LA PAZ.- La tensión en Bolivia escala a un nuevo nivel en un conflicto que ya entra en su tercera semana. La policía nacional ha intervenido de manera contundente, utilizando gases lacrimógenos para despejar los bloqueos en carreteras clave del país. Los manifestantes se mantienen firmes en su demanda: la renuncia del ministro Rodrigo Paz.
Intervención con Gases Lacrimógenos
En un esfuerzo por restablecer la circulación y el abastecimiento a las principales ciudades, las fuerzas de seguridad bolivianas lanzaron un operativo de gran escala. El uso de agentes químicos, como gases lacrimógenos, fue la táctica principal para dispersar a los manifestantes. Estos operativos buscan desmantelar los puntos de bloqueo que han paralizado importantes vías de comunicación y generado un grave impacto económico.
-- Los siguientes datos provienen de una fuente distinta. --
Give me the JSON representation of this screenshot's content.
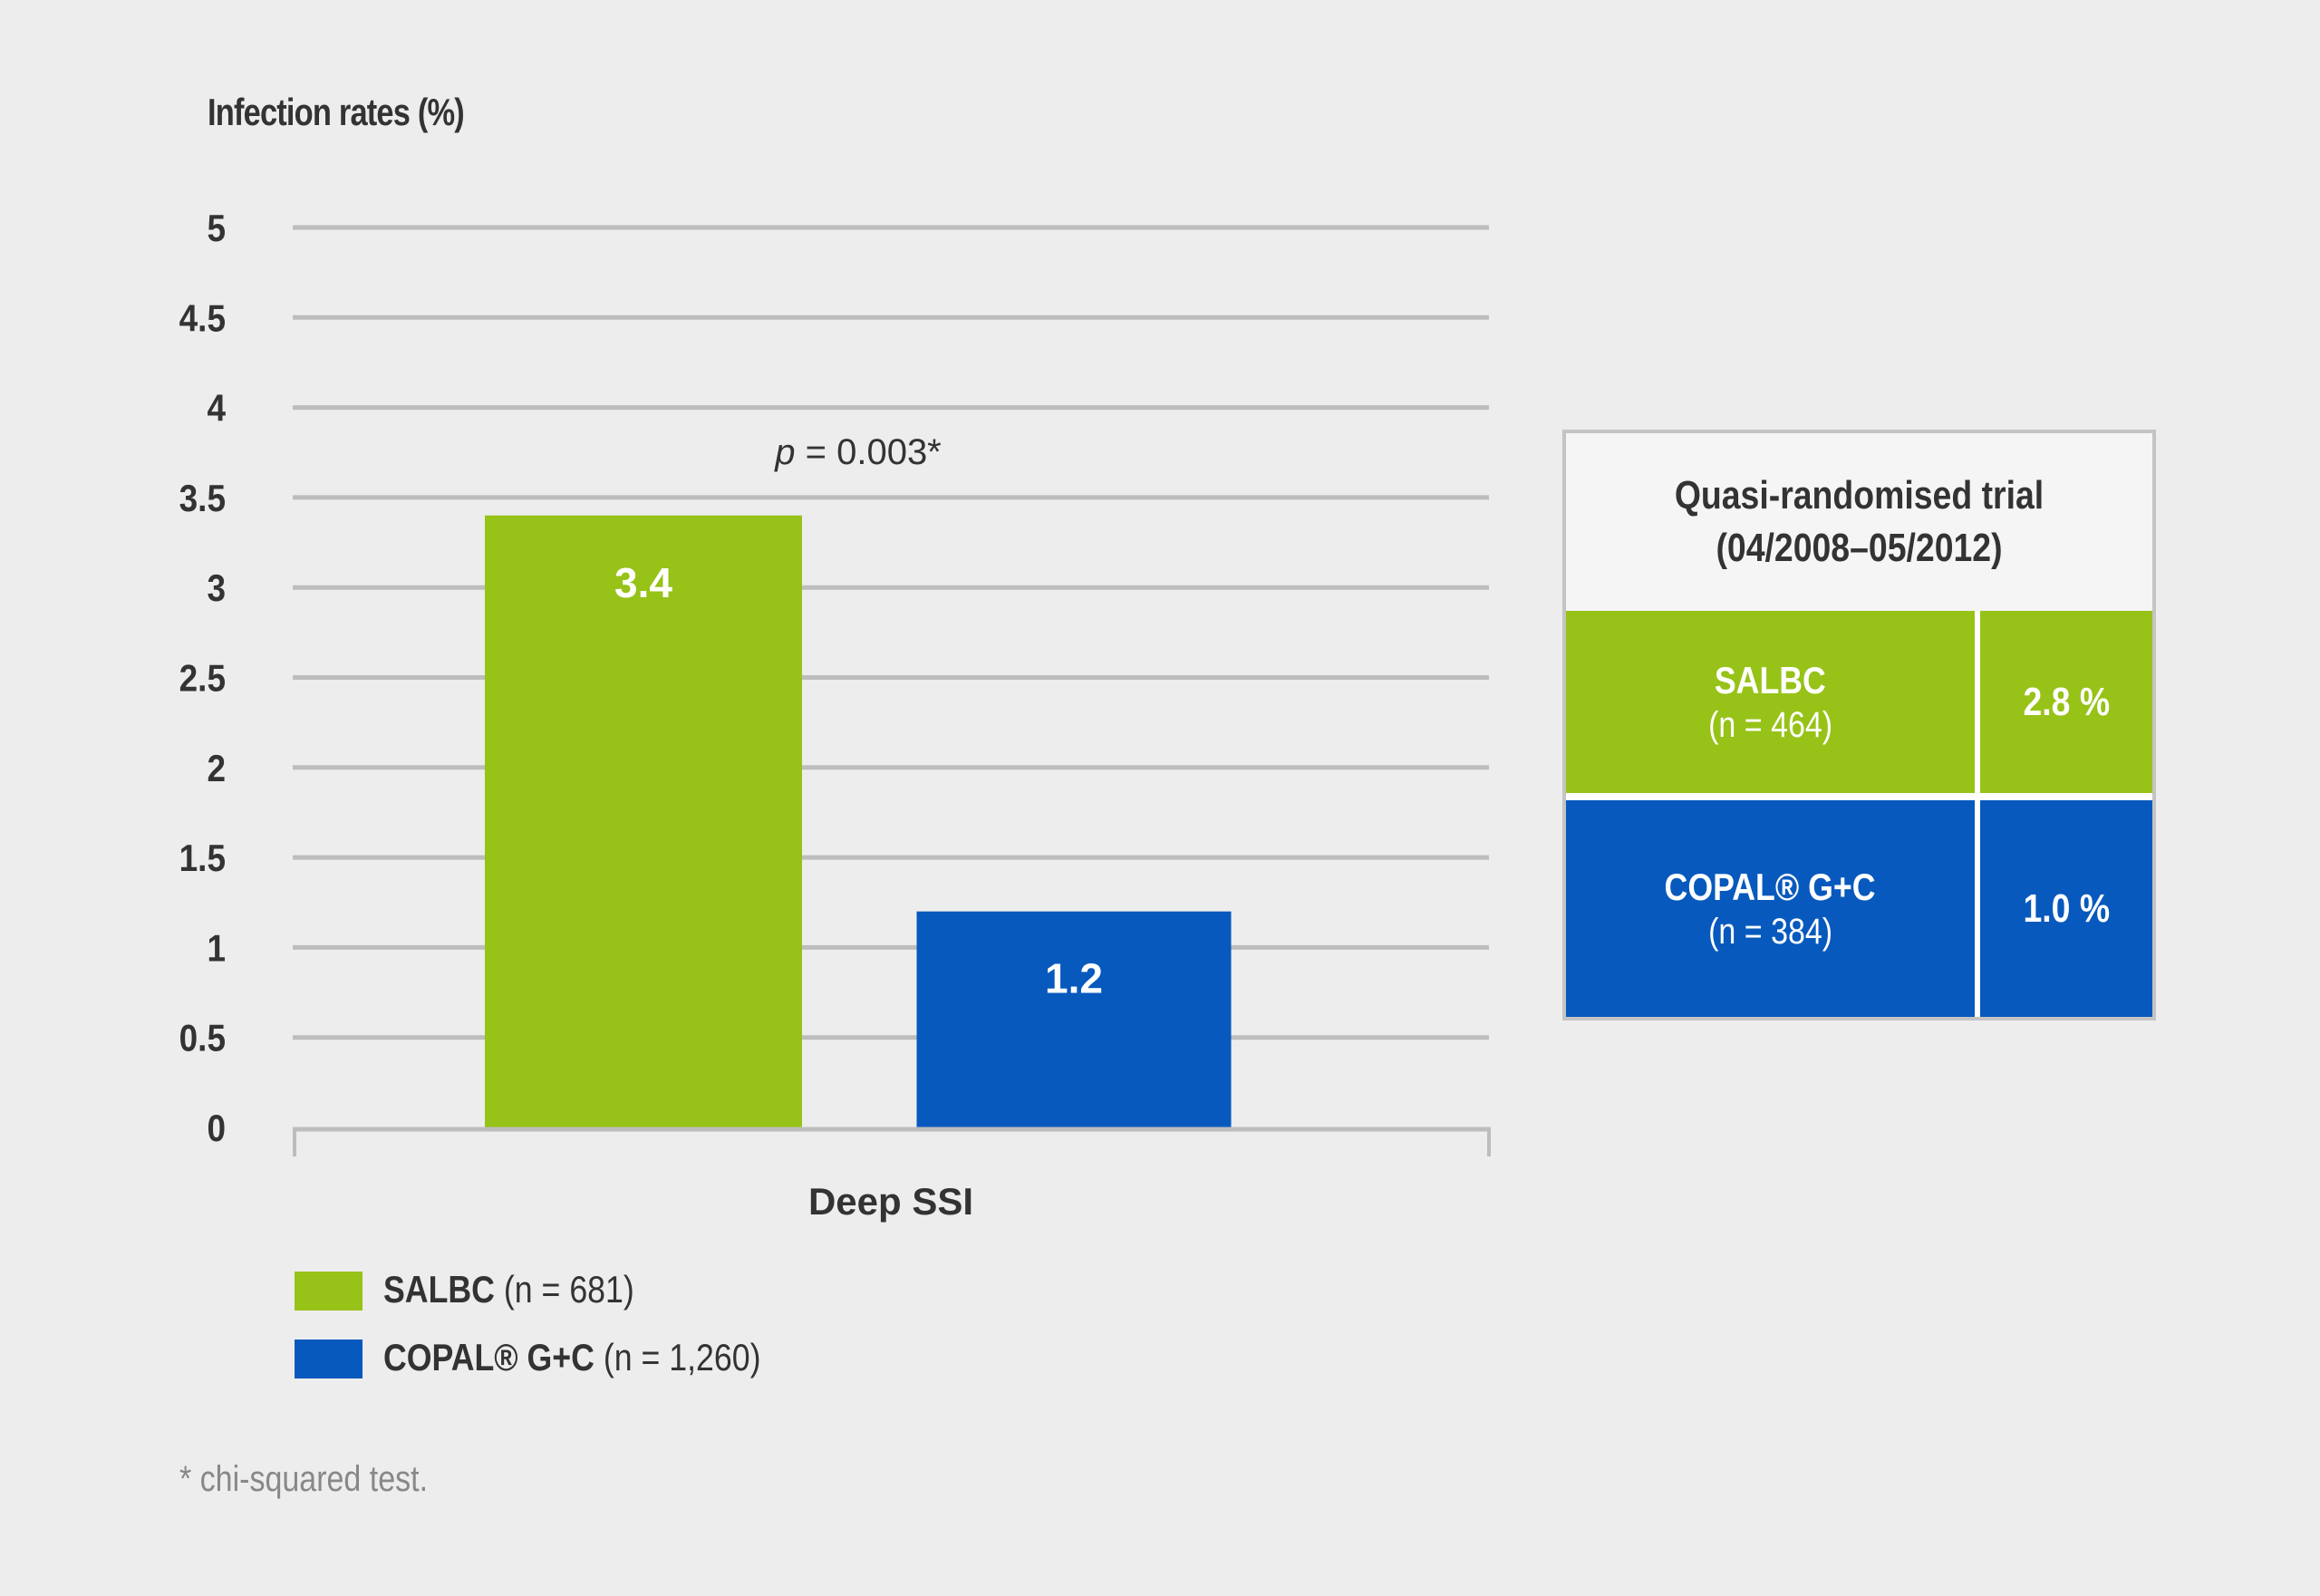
{
  "chart_data": {
    "type": "bar",
    "title": "",
    "ylabel": "Infection rates (%)",
    "xlabel": "",
    "categories": [
      "Deep SSI"
    ],
    "series": [
      {
        "name": "SALBC",
        "n_label": "(n = 681)",
        "color": "#97c218",
        "values": [
          3.4
        ],
        "value_labels": [
          "3.4"
        ]
      },
      {
        "name": "COPAL® G+C",
        "n_label": "(n = 1,260)",
        "color": "#0759bd",
        "values": [
          1.2
        ],
        "value_labels": [
          "1.2"
        ]
      }
    ],
    "ylim": [
      0,
      5
    ],
    "yticks": [
      0,
      0.5,
      1,
      1.5,
      2,
      2.5,
      3,
      3.5,
      4,
      4.5,
      5
    ],
    "ytick_labels": [
      "0",
      "0.5",
      "1",
      "1.5",
      "2",
      "2.5",
      "3",
      "3.5",
      "4",
      "4.5",
      "5"
    ],
    "grid": true,
    "legend_position": "bottom-left",
    "annotations": [
      {
        "text_italic": "p",
        "text": " = 0.003*",
        "position": "above-bars"
      }
    ]
  },
  "colors": {
    "background": "#ededed",
    "grid": "#bdbdbd",
    "text": "#333333",
    "footnote": "#888888",
    "salbc_green": "#97c218",
    "copal_blue": "#0759bd"
  },
  "legend": [
    {
      "name": "SALBC",
      "n": "(n = 681)"
    },
    {
      "name": "COPAL® G+C",
      "n": "(n = 1,260)"
    }
  ],
  "footnote": "* chi-squared test.",
  "trial_box": {
    "title_line1": "Quasi-randomised trial",
    "title_line2": "(04/2008–05/2012)",
    "rows": [
      {
        "name": "SALBC",
        "n": "(n = 464)",
        "value": "2.8 %"
      },
      {
        "name": "COPAL® G+C",
        "n": "(n = 384)",
        "value": "1.0 %"
      }
    ]
  }
}
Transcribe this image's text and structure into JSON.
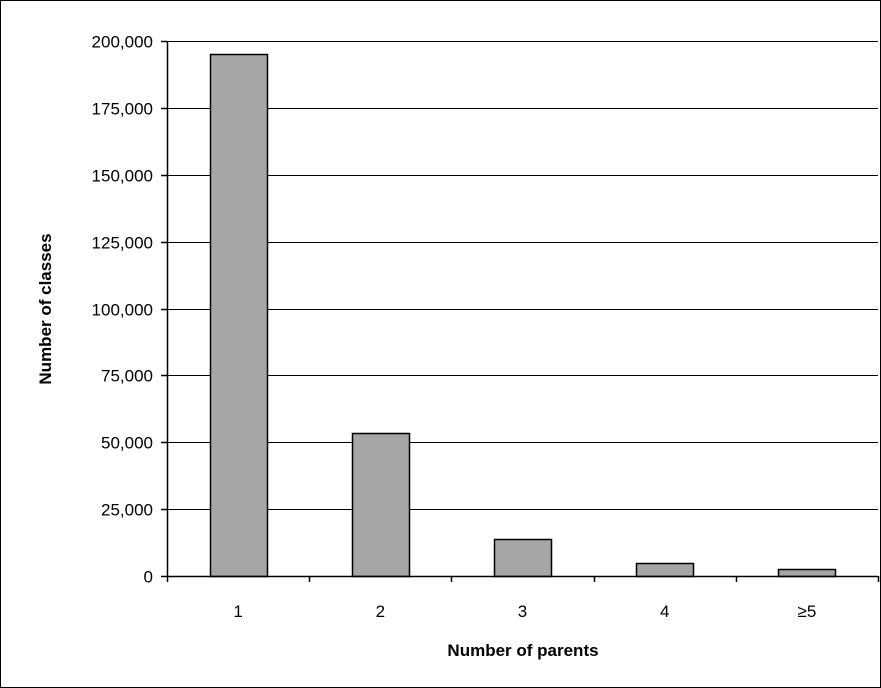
{
  "chart_data": {
    "type": "bar",
    "categories": [
      "1",
      "2",
      "3",
      "4",
      "≥5"
    ],
    "values": [
      195000,
      53500,
      13800,
      4700,
      2600
    ],
    "xlabel": "Number of parents",
    "ylabel": "Number of classes",
    "ylim": [
      0,
      200000
    ],
    "yticks": [
      0,
      25000,
      50000,
      75000,
      100000,
      125000,
      150000,
      175000,
      200000
    ],
    "ytick_labels": [
      "0",
      "25,000",
      "50,000",
      "75,000",
      "100,000",
      "125,000",
      "150,000",
      "175,000",
      "200,000"
    ],
    "grid": "horizontal",
    "legend": "none",
    "colors": {
      "bar_fill": "#a6a6a6",
      "bar_stroke": "#000000",
      "grid": "#000000",
      "axis": "#000000",
      "background": "#ffffff"
    }
  }
}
Piden la Renuncia de Rodrigo Paz
El epicentro de este prolongado conflicto social es una demanda política clara e innegociable para los movilizados. Los diversos grupos que mantienen los bloqueos han condicionado el fin de sus protestas a la salida inmediata de Rodrigo Paz de su cargo. Esta exigencia ha sido el motor de las movilizaciones que ya cumplen su tercera semana consecutiva, sin que hasta ahora se vislumbre una solución dialogada entre las partes.
Alerta por Suministro de Oxígeno
La consecuencia más grave de los bloqueos se vive en el sector salud. La situación ha alcanzado un punto crítico, afectando directamente el suministro de insumos médicos esenciales. Ante el riesgo de desabastecimiento, las autoridades han tenido que habilitar de urgencia corredores humanitarios. El objetivo primordial es garantizar que el oxígeno medicinal y otros insumos vitales puedan llegar a los hospitales de La Paz, que enfrentan una situación delicada por la falta de recursos.
Mientras la policía continúa con los operativos para intentar liberar por completo las rutas, la tensión social no disminuye y se temen nuevos enfrentamientos. La prioridad de las autoridades sanitarias es mantener abiertos estos corredores humanitarios para evitar una tragedia mayor en los centros de salud, todo en medio de un conflicto político que parece lejos de resolverse y que mantiene en vilo a toda la nación.